In line with arguments by tobacco harm reduction experts, Elizabeth Hicks from the U.S. Affairs analyst with the Consumer Choice Center, said that enacting a flavour ban for vaping products, will just lead former smokers back to smoking.
“About 12% of adults in 2020 reported smoking, however, if this bill passes, we can certainly expect that number to increase,” said Hicks. “This ultimately will lead to increases in smoking-related healthcare costs, which are already costing Illinois taxpayers over $1.9 billion annually.”
Flavour bans don’t work
Supporting Hicks’ arguments, a study conducted in San Francisco found that following San Francisco’s flavour ban, teenagers in the city’s high schools were more likely to take up smoking than teenagers in US school districts where no flavour bans were imposed.

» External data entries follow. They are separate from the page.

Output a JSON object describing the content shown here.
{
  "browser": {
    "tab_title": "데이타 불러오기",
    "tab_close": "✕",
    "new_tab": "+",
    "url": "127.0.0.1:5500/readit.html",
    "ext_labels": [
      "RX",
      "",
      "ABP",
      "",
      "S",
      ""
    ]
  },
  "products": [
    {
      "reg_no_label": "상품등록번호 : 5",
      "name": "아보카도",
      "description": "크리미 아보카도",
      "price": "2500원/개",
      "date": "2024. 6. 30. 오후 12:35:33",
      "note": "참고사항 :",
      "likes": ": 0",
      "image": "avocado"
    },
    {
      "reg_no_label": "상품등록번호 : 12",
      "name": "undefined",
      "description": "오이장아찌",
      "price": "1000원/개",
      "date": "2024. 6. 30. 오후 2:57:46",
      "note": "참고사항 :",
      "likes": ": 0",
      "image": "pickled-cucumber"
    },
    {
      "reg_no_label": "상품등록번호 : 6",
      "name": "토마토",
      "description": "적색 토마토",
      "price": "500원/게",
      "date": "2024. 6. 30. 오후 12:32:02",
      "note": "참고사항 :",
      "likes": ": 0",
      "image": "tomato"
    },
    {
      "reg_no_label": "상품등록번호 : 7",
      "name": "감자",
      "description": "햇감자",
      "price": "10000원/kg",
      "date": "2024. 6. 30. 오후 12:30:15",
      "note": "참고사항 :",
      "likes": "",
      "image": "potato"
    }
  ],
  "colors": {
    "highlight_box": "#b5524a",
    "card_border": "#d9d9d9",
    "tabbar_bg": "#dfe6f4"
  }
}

While prior to the ban, smoking rates in San Francisco were similar to that of many cities across the country.
“To understand this conceptually, think about youth preferences between tobacco products,” said study author Abigail Friedman, an assistant professor in the Department of Health Policy and Management at the Yale School of Public Health, in a statement. “Among youths who vape, some likely prefer ENDS to combustible products because of the flavors.”

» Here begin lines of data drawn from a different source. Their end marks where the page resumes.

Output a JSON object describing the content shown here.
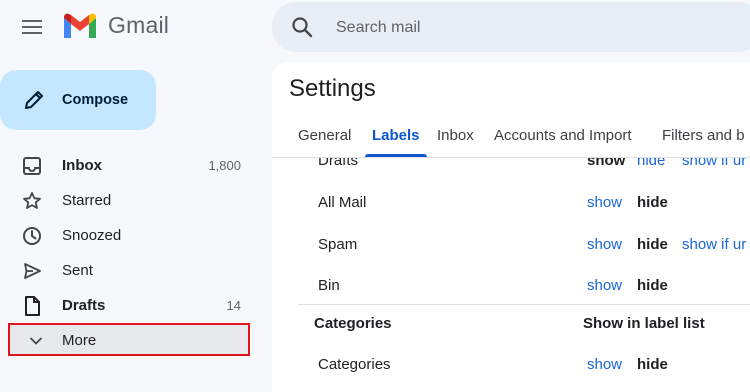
{
  "header": {
    "brand": "Gmail",
    "search_placeholder": "Search mail"
  },
  "compose": {
    "label": "Compose"
  },
  "sidebar": {
    "items": [
      {
        "label": "Inbox",
        "count": "1,800",
        "bold": true
      },
      {
        "label": "Starred",
        "count": ""
      },
      {
        "label": "Snoozed",
        "count": ""
      },
      {
        "label": "Sent",
        "count": ""
      },
      {
        "label": "Drafts",
        "count": "14",
        "bold": true
      },
      {
        "label": "More",
        "count": "",
        "highlighted": true
      }
    ]
  },
  "settings": {
    "title": "Settings",
    "tabs": [
      "General",
      "Labels",
      "Inbox",
      "Accounts and Import",
      "Filters and b"
    ],
    "active_tab": "Labels",
    "rows": [
      {
        "name": "Drafts",
        "show": "show",
        "hide": "hide",
        "unread": "show if ur"
      },
      {
        "name": "All Mail",
        "show": "show",
        "hide": "hide"
      },
      {
        "name": "Spam",
        "show": "show",
        "hide": "hide",
        "unread": "show if ur"
      },
      {
        "name": "Bin",
        "show": "show",
        "hide": "hide"
      },
      {
        "name": "Categories",
        "show": "show",
        "hide": "hide"
      }
    ],
    "section_heading": "Categories",
    "section_column": "Show in label list"
  },
  "colors": {
    "accent": "#0b57d0",
    "link": "#1a66d8",
    "compose_bg": "#c2e7ff",
    "highlight_border": "#e0141e"
  }
}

“For these individuals as well as would-be vapers with similar preferences, banning flavors may remove their primary motivation for choosing vaping over smoking,” she continued. “Thus, some of them will respond to a ban on flavors by choosing to use combustible products instead of ENDS.”

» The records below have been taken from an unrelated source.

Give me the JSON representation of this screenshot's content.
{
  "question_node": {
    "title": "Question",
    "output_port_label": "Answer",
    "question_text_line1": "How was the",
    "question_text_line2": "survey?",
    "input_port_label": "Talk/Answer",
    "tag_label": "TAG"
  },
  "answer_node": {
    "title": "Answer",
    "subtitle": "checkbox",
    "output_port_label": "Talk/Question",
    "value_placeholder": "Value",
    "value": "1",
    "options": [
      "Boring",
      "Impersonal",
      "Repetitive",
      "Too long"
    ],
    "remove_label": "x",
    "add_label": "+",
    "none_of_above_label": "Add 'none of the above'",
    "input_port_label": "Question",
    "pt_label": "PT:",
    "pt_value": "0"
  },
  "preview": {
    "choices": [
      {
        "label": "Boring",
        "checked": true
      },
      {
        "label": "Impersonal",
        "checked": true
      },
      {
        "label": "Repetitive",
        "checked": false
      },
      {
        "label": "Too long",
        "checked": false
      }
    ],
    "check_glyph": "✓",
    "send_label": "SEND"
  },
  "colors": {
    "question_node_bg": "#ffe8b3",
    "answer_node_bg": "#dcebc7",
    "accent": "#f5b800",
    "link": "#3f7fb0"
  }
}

Darryl Tempest, Government Relations Council to the CVA Board, said that teen vaping is not an issue which can be studied at face value. “Vaping regulation is a complex issue. The problem with taking a micro view to regulation and forming policy based on individual studies, is the bigger picture is neglected. If we take this study at face value and assume the conclusion is accurate and less youth are vaping, on the surface it seems like this type of regulation is logical. Yet, we know from reviewing the full scope of evidence that flavour restrictions result in smoking related illness and death.”